Nieuws Rotterdam is zich aan het herbezinnen op de manier waarop zij aan stadsontwikkeling doet. Sinds het uitbreken van de crisis in 2008 zijn de condities waaronder stedelijke projecten tot stand moeten komen fundamenteel gewijzigd. Nieuwe verhoudingen tussen partijen geven – met name door een weggevallen vastgoedvraag en -financiering – vorm aan een nieuw speelveld. Om publieke belangen te kunnen blijven borgen is het voor de gemeente van groot belang om in dat nieuwe speelveld een stevige positie te veroveren. Zij moet daarvoor haar werkwijze aanpassen aan wat door velen wordt getypeerd als een ‘nieuwe realiteit’. Het gemeentelijk vermogen om te sturen in de ontwikkeling van de stad moet worden herdacht.
Afwegen en verbinden in de nieuwe realiteit van stedelijke gebiedsontwikkeling
In februari 2011 is binnen de gemeente Rotterdam het cluster Stadsontwikkeling gevormd. Naast het Ontwikkelingsbedrijf (OBR) en de dienst Stedenbouw en Volkshuisvesting zal medio 2012 ook Gemeentewerken opgaan in dit nieuwe cluster, welke in 2015 tevens flink (27%) zal zijn afgeslankt. De al langer gewenste fusie van de gemeentelijke diensten in Rotterdam is door de bezuinigingen die volgden op de financiële crisis en economische recessie in een stroomversnelling geraakt. In 2010 is €195 miljoen afgeschreven op de gemeentelijke grondexploitatieportefeuille (totaal €2 miljard). In het Meerjarige Investeringsprogramma (MIP) is tot en met 2014 een voorlopig tekort geconstateerd van €94 miljoen. Vijfentachtig procent van de huidige projecten zijn naar verwachting niet sluitend, hetgeen de reserves en het verdienvermogen van het Rotterdamse grondbedrijf zwaar heeft aangetast.
De situatie in Rotterdam is niet uniek.
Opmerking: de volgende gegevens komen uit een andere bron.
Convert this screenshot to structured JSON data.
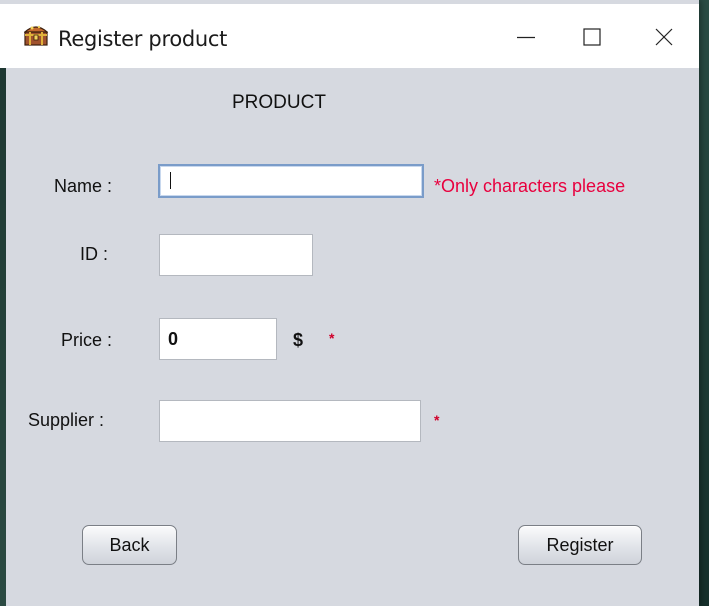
{
  "window": {
    "title": "Register product",
    "minimize_icon": "minimize-icon",
    "maximize_icon": "maximize-icon",
    "close_icon": "close-icon",
    "app_icon": "treasure-chest-icon"
  },
  "form": {
    "heading": "PRODUCT",
    "name": {
      "label": "Name :",
      "value": "",
      "hint": "*Only characters please"
    },
    "id": {
      "label": "ID :",
      "value": ""
    },
    "price": {
      "label": "Price :",
      "value": "0",
      "unit": "$",
      "required_mark": "*"
    },
    "supplier": {
      "label": "Supplier :",
      "value": "",
      "required_mark": "*"
    }
  },
  "buttons": {
    "back": "Back",
    "register": "Register"
  },
  "colors": {
    "hint": "#e8003e",
    "required": "#d0002a",
    "background": "#d6d9e0",
    "focus_border": "#7a9cc9"
  }
}
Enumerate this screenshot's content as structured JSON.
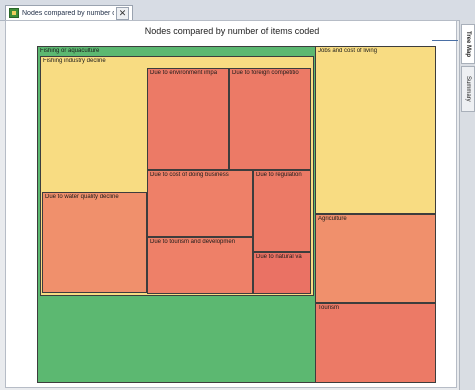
{
  "tab": {
    "label": "Nodes compared by number of",
    "close": "✕",
    "icon": "treemap-icon"
  },
  "side_tabs": [
    {
      "label": "Tree Map",
      "active": true
    },
    {
      "label": "Summary",
      "active": false
    }
  ],
  "chart_data": {
    "type": "treemap",
    "title": "Nodes compared by number of items coded",
    "colors": {
      "green": "#5cb871",
      "yellow": "#f8dc82",
      "orange": "#f0906c",
      "red": "#ec7a66"
    },
    "nodes": [
      {
        "label": "Fishing or aquaculture",
        "color": "#5cb871",
        "children": [
          {
            "label": "Fishing industry decline",
            "color": "#f8dc82",
            "children": [
              {
                "label": "Due to water quality decline",
                "color": "#f0906c"
              },
              {
                "label": "Due to environment impa",
                "color": "#ec7a66"
              },
              {
                "label": "Due to foreign competitio",
                "color": "#ec7a66"
              },
              {
                "label": "Due to cost of doing business",
                "color": "#ee8068"
              },
              {
                "label": "Due to regulation",
                "color": "#ec7a66"
              },
              {
                "label": "Due to tourism and developmen",
                "color": "#ee8068"
              },
              {
                "label": "Due to natural va",
                "color": "#ea7264"
              }
            ]
          }
        ]
      },
      {
        "label": "Jobs and cost of living",
        "color": "#f8dc82"
      },
      {
        "label": "Agriculture",
        "color": "#f0906c"
      },
      {
        "label": "Tourism",
        "color": "#ec7a66"
      }
    ]
  }
}
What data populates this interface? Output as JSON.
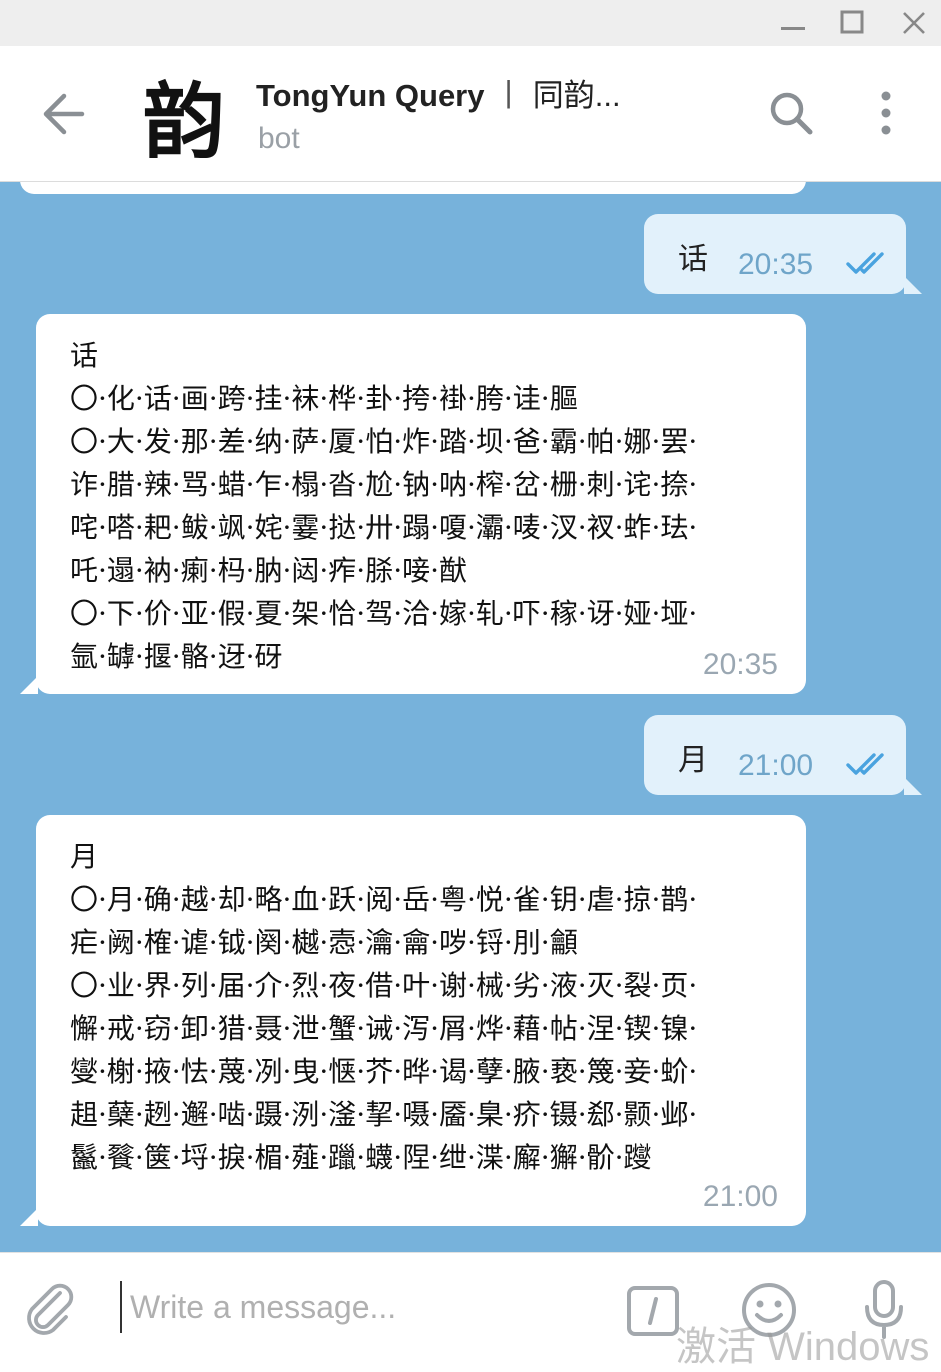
{
  "window": {
    "minimize_icon": "minimize-icon",
    "maximize_icon": "maximize-icon",
    "close_icon": "close-icon"
  },
  "header": {
    "avatar_char": "韵",
    "title_latin": "TongYun Query",
    "title_separator": "丨",
    "title_cjk": "同韵...",
    "subtitle": "bot",
    "icons": [
      "back-arrow-icon",
      "search-icon",
      "more-vertical-icon"
    ]
  },
  "messages": [
    {
      "direction": "out",
      "text": "话",
      "time": "20:35",
      "status": "read"
    },
    {
      "direction": "in",
      "lines": [
        "话",
        "〇·化·话·画·跨·挂·袜·桦·卦·挎·褂·胯·诖·膒",
        "〇·大·发·那·差·纳·萨·厦·怕·炸·踏·坝·爸·霸·帕·娜·罢·",
        "诈·腊·辣·骂·蜡·乍·榻·沓·尬·钠·呐·榨·岔·栅·刺·诧·捺·",
        "咤·嗒·耙·鲅·飒·姹·霎·挞·卅·蹋·嗄·灞·唛·汊·衩·蚱·珐·",
        "吒·遢·衲·瘌·杩·肭·闼·痄·脎·唼·猷",
        "〇·下·价·亚·假·夏·架·恰·驾·洽·嫁·轧·吓·稼·讶·娅·垭·",
        "氩·罅·揠·骼·迓·砑"
      ],
      "time": "20:35"
    },
    {
      "direction": "out",
      "text": "月",
      "time": "21:00",
      "status": "read"
    },
    {
      "direction": "in",
      "lines": [
        "月",
        "〇·月·确·越·却·略·血·跃·阅·岳·粤·悦·雀·钥·虐·掠·鹊·",
        "疟·阙·榷·谑·钺·阕·樾·悫·瀹·龠·哕·锊·刖·龥",
        "〇·业·界·列·届·介·烈·夜·借·叶·谢·械·劣·液·灭·裂·页·",
        "懈·戒·窃·卸·猎·聂·泄·蟹·诫·泻·屑·烨·藉·帖·涅·锲·镍·",
        "燮·榭·掖·怯·蔑·冽·曳·惬·芥·晔·谒·孽·腋·亵·篾·妾·蚧·",
        "趄·蘖·趔·邂·啮·蹑·洌·滏·挈·嗫·靥·臬·疥·镊·郄·颢·邺·",
        "鬣·餮·箧·埒·捩·楣·薤·躐·蠛·陧·绁·渫·廨·獬·骱·躞"
      ],
      "time": "21:00"
    }
  ],
  "composer": {
    "placeholder": "Write a message...",
    "icons": [
      "paperclip-icon",
      "bot-command-icon",
      "emoji-icon",
      "microphone-icon"
    ]
  },
  "watermark": "激活 Windows"
}
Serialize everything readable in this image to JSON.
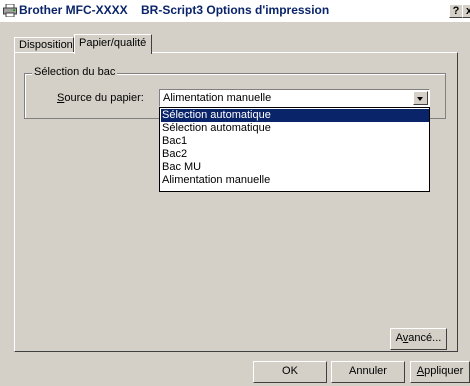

Vele Nederlandse gemeenten hebben een zware bezuinigingsoperatie achter de rug, of zullen deze nog moeten ondergaan. Voor al deze gemeenten, en zeker voor groeisteden waar de mogelijkheden tot uitbreiding gering zijn, is het voeren van louter actief grondbeleid verleden tijd. Het zwaartepunt zal ook in Rotterdam verschuiven naar een ‘faciliterend’ stedelijk ontwikkelingsbeleid, of, zoals op dit moment populair is te zeggen: ‘van de stad maken, naar de stad zijn’.
In Rotterdam zal gezocht blijven worden naar gebiedsgerichte ontwikkelstrategieën. Het stedelijk gebied blijft immers bij uitstek het schaalniveau waarop integrale oplossingen via een fusie van publieke en private belangen gerealiseerd kunnen worden. De wijze waarop de gemeente hier een rol in speelt zal echter drastisch veranderen. Samen met de TU Delft is de afgelopen twee jaar onderzoek verricht naar de wijze waarop de gemeente in de nieuwe realiteit een waardevolle bijdrage kan (blijven) leveren aan de ontwikkeling van de stad. Dit essay is daarvan een resultaat.